I of course defer to Walt. Fervent ignorance is to be eschewed even when 
it's fired in the right general direction. In this case, password per se 
is not stored, but 'something is stored' that could be stumbled upon by a 
deftly written program running at very high speed forever. 

Userids are easily discernible. We run standard RACF utilities to 
determine for example what profiles a userid owns in order to prepare for 
deleting that userid. So userids don't have to be guessed at. They're 
visible in the (purloined) data base. One then 'merely' has to affix a 
random password string, then crunch the zeroes and ones to find a match in 
the copied data base. Certainly longer strings like password phrases will 
take longer to match. But hackers have nothing but time.

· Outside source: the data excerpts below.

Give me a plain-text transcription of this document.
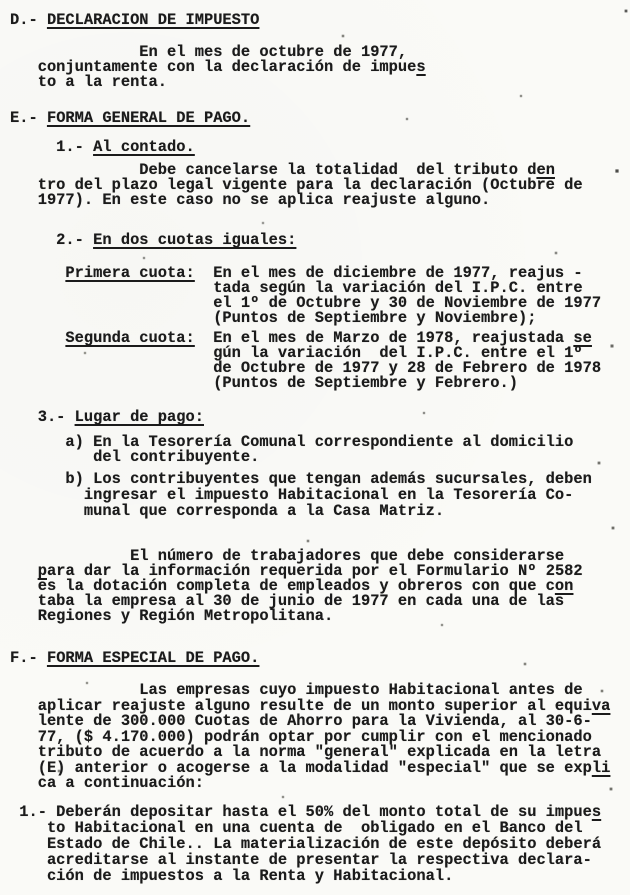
D.- DECLARACION DE IMPUESTO
En el mes de octubre de 1977,
conjuntamente con la declaración de impues
to a la renta.
E.- FORMA GENERAL DE PAGO.
1.- Al contado.
Debe cancelarse la totalidad  del tributo den
tro del plazo legal vigente para la declaración (Octubre de
1977). En este caso no se aplica reajuste alguno.
2.- En dos cuotas iguales:
Primera cuota:  En el mes de diciembre de 1977, reajus -
tada según la variación del I.P.C. entre
el 1º de Octubre y 30 de Noviembre de 1977
(Puntos de Septiembre y Noviembre);
Segunda cuota:  En el mes de Marzo de 1978, reajustada se
gún la variación  del I.P.C. entre el 1º
de Octubre de 1977 y 28 de Febrero de 1978
(Puntos de Septiembre y Febrero.)
3.- Lugar de pago:
a) En la Tesorería Comunal correspondiente al domicilio
del contribuyente.
b) Los contribuyentes que tengan además sucursales, deben
ingresar el impuesto Habitacional en la Tesorería Co-
munal que corresponda a la Casa Matriz.
El número de trabajadores que debe considerarse
para dar la información requerida por el Formulario Nº 2582
es la dotación completa de empleados y obreros con que con
taba la empresa al 30 de junio de 1977 en cada una de las
Regiones y Región Metropolitana.
F.- FORMA ESPECIAL DE PAGO.
Las empresas cuyo impuesto Habitacional antes de
aplicar reajuste alguno resulte de un monto superior al equiva
lente de 300.000 Cuotas de Ahorro para la Vivienda, al 30-6-
77, ($ 4.170.000) podrán optar por cumplir con el mencionado
tributo de acuerdo a la norma "general" explicada en la letra
(E) anterior o acogerse a la modalidad "especial" que se expli
ca a continuación:
1.- Deberán depositar hasta el 50% del monto total de su impues
to Habitacional en una cuenta de  obligado en el Banco del
Estado de Chile.. La materialización de este depósito deberá
acreditarse al instante de presentar la respectiva declara-
ción de impuestos a la Renta y Habitacional.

As my pal Leonard Woren once said: If you build a better mousetrap, the 
world will build a better mouse. 

.
.
JO.Skip Robinson
Southern California Edison Company
Electric Dragon Team Paddler 
SHARE MVS Program Co-Manager
626-302-7535 Office
323-715-0595 Mobile
jo.skip.robin...@sce.com



From:   Walt Farrell <walt.farr...@gmail.com>
To:     IBM-MAIN@LISTSERV.UA.EDU, 
Date:   08/17/2013 10:54 AM
Subject:        Re: RACF Database protection
Sent by:        IBM Mainframe Discussion List <IBM-MAIN@LISTSERV.UA.EDU>



On Sat, 17 Aug 2013 10:30:57 -0700, Skip Robinson 
<jo.skip.robin...@sce.com> wrote:

>This exposure has been known--and discussed publicly--for several years.
>It is NOT true that 'passwords are not stored'. If they weren't 'stored'
>at all, then how could RACF validate the password you supply? They are in
>fact stored in encrypted form. The encryption method itself is not a 
state
>secret. It can be simulated.

Sorry, Skip, but that's wrong. The passwords are, in fact, not stored at 
all. (There is one exception, the "password enveloping" function, but 
that's a different discussion than this one.)

RACF encrypts the user ID using the password as the key, and stores the 
encrypted user ID. The password itself is not saved, in any form.

>
>The brute force method alluded to here starts with a copy of a RACF data
>base. Then generated character strings are fed into an encryption program
>until the encrypted form of some random string matches what's found in 
the
>data base for a given userid. Voila. The password has been hacked.

No, it's not the "encrypted form of some random string", it's the 
encrypted form of the user ID, when using some random string as the 
encryption key.

>
>Once upon a time, it would have taken so long to perform this string 
match
>that passwords would likely have changed in the meantime. Nowadays
>computers all the way down to smart phones have gotten faster while the
>encryption algorithms have remained the same. There is to my knowledge no
>canonical defense for this hacking method. Best you can do is to prevent
>the data base from being copied in the first place.

Where possible, you can switch to the use of password phrases rather than 
passwords. You're right that the brute fore attacks are increasingly 
simple for mere 8-byte passwords, but password phrases give you longer 
values (minimum 14 by default, though you can decrease that to 9 with an 
exit) that will be harder. And with commonly available technology it's 
perhaps impossible today if you have only a slightly longer string.